Stars: Paul Giamatti, Dominic Sessa, Da'Vine Joy Randolph, Carrie Preston, Andrew Garman, Tate Donovan

Director: Alexander Payne

Despite its peppering of bad language, this is a sweet, winning and perceptive film that will get to you all the more as it goes on.

Goggle-eyed Giamatti gives one of the performances of the year as Paul Hunham, a classics teacher at Barton, a posh boys' boarding school in 1971 New England. Here, the sons of the rich expect to go on Harvard, Cornell or Yale, to the extent that their teachers, irrespective of their pupils' inattention in class, will give them sufficient grades to get there.

Not so Paul, whose head is in the clouds when it's not full of Greek and Latin maxims and quotations. Thrown out of Harvard through no fault of his own, he owes his job to the hated headteacher (Garman), 'a pompous ass with a dictator complex', who punishes Paul for not supplying the requisite pass marks by ordering him to stay at the school over Christmas to supervise the boys whose parents are unable (usually because they are out of the country) to have them at home.

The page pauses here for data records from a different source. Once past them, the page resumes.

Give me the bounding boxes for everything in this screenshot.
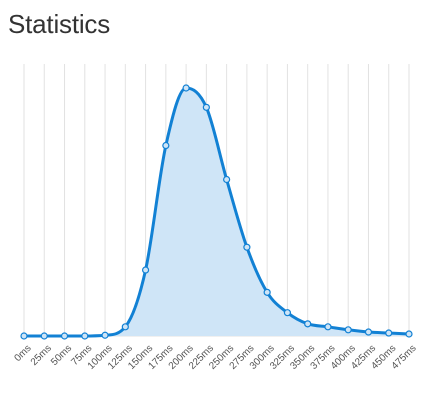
data-point[interactable] bbox=[223, 175, 231, 184]
data-point[interactable] bbox=[60, 332, 69, 340]
data-point[interactable] bbox=[385, 329, 393, 337]
data-point[interactable] bbox=[81, 332, 89, 340]
data-point[interactable] bbox=[364, 328, 373, 336]
page-title: Statistics bbox=[8, 9, 111, 39]
x-tick-label: 50ms bbox=[49, 343, 74, 368]
series-line bbox=[24, 86, 410, 338]
area-fill bbox=[24, 88, 409, 336]
x-tick-label: 25ms bbox=[29, 343, 54, 368]
data-point[interactable] bbox=[243, 243, 251, 251]
data-point[interactable] bbox=[304, 320, 312, 328]
data-point[interactable] bbox=[162, 141, 170, 150]
data-points bbox=[20, 84, 413, 340]
data-point[interactable] bbox=[101, 331, 109, 339]
data-point[interactable] bbox=[263, 288, 271, 296]
data-point[interactable] bbox=[141, 266, 150, 274]
data-point[interactable] bbox=[40, 332, 48, 340]
data-point[interactable] bbox=[283, 309, 292, 317]
data-point[interactable] bbox=[344, 326, 352, 334]
data-point[interactable] bbox=[405, 330, 413, 338]
data-point[interactable] bbox=[20, 332, 28, 340]
data-point[interactable] bbox=[182, 84, 190, 92]
data-point[interactable] bbox=[121, 323, 129, 331]
data-point[interactable] bbox=[202, 103, 210, 111]
data-point[interactable] bbox=[324, 323, 332, 331]
x-tick-labels: 0ms25ms50ms75ms100ms125ms150ms175ms200ms… bbox=[13, 343, 419, 372]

'Don't cry,' one boy mocks a young Korean who has to stay. 'The head'll crucify you, which is ironic considering you're a Buddhist'.

Then a swish helicopter flies in to whisk four of the five 'holdovers' away, and Paul is left with the queen-size cook (Randolph), whose son died in Vietnam following his studies at Barton, the janitor, and the bolshiest of the privileged 17-year-olds, Angus (Sessa).

Much stress and shouting ensues, but then, at a chance encounter in a nearby cafe, Miss Crane (Preston), another teacher, invites them to her Christmas Eve 'do'. From then on, master and pupil begin to find out things about each other, Angus's father being put away in a psychiatric hospice after early onset dementia, plus Paul's Harvard expulsion and ambitions to write a book, Light and Magic, on the classics.

Still an edgy relationship, it results in Paul driving Angus on a forbidden visit to see his father and them both facing the music on their return.

Warm-hearted and immaculately written, plotted and performed, here's a film that strikes all the right notes. Giamatti, brilliantly portraying a resentful and very private man, and Randolph will probably be nominated for Academy Awards, and rightly so.

David Quinlan

USA 2023. UK Distributor: Universal. Colour by Harbor.
133 minutes. Not widescreen. UK certificate: 15.

Guidance ratings (out of 3): Sex/nudity 0, Violence/Horror 0, Drugs 1, Swearing 2.